Did she still think about that day back in November 1956? “Yes, of course and I still watch the remembrance service on TV. Roy and I were from Beckenham where our parents were volunteers with the St Johns Ambulance. We met at a Christmas party when Roy was on leave. We’d only been married for 22 months but we were happy for that short time and we had a good life. I wish we’d have had children but in a way it was better we didn’t because when Roy died it made things easier.”
The story of Whisky Hotel 799 is a footnote in the Suez debacle, but every fatality shatters the world of at least one family whose lives will never be the same. Lying alone, an awkward consequence of an embarrassing incident, Roy Urquhart-Pullen, was, until recently, abandoned by the country he served. I say recently because after Remembrance Day in 2013, a delegation from the British embassy stopped by the cemetery, just off the Damascus highway. They paid their respects both to him and half a dozen British servicemen killed in the long-forgotten Oriental Crisis of 1840, a European campaign to subdue another uppity Egyptian, the separatist leader Muhammad Ali Pasha, who wanted to break away from Ottoman rule.

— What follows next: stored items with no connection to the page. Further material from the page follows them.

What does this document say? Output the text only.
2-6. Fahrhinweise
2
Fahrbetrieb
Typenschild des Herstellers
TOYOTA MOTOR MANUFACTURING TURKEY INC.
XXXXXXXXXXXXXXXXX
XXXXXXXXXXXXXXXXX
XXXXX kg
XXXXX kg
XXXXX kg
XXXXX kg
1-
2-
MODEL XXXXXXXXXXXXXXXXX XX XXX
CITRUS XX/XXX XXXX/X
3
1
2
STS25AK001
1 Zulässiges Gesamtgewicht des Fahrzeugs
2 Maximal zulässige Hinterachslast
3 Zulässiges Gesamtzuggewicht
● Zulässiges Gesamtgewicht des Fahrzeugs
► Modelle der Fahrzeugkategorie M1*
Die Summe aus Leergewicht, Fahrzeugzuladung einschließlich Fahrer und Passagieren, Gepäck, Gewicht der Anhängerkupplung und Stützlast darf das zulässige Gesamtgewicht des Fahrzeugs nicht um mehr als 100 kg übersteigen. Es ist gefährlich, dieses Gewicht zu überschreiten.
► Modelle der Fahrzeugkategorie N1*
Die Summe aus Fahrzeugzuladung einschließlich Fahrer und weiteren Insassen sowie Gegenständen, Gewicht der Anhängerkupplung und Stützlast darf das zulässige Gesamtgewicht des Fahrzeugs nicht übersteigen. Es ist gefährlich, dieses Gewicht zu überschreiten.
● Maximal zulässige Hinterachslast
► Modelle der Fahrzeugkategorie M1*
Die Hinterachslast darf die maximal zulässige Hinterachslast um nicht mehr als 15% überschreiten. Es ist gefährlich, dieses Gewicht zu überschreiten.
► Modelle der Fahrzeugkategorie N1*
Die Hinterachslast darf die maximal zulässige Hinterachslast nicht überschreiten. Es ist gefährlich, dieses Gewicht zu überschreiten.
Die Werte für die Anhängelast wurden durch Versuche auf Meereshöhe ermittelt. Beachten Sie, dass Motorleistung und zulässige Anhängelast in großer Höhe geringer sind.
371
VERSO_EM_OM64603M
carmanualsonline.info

The British embassy promised to provide a new headstone with the same words chosen by Ellen “‘Mean, speak and do well’. It’s the Urquhart family motto. It meant a lot to him,” Ellen later wrote in a letter, adding, “I’ve just always regretted that Roy’s parents did not visit their son’s grave and I fear that not many people will visit it in future, but at least maybe people might ask why an RAF officer lies alone in a Lebanese graveyard.”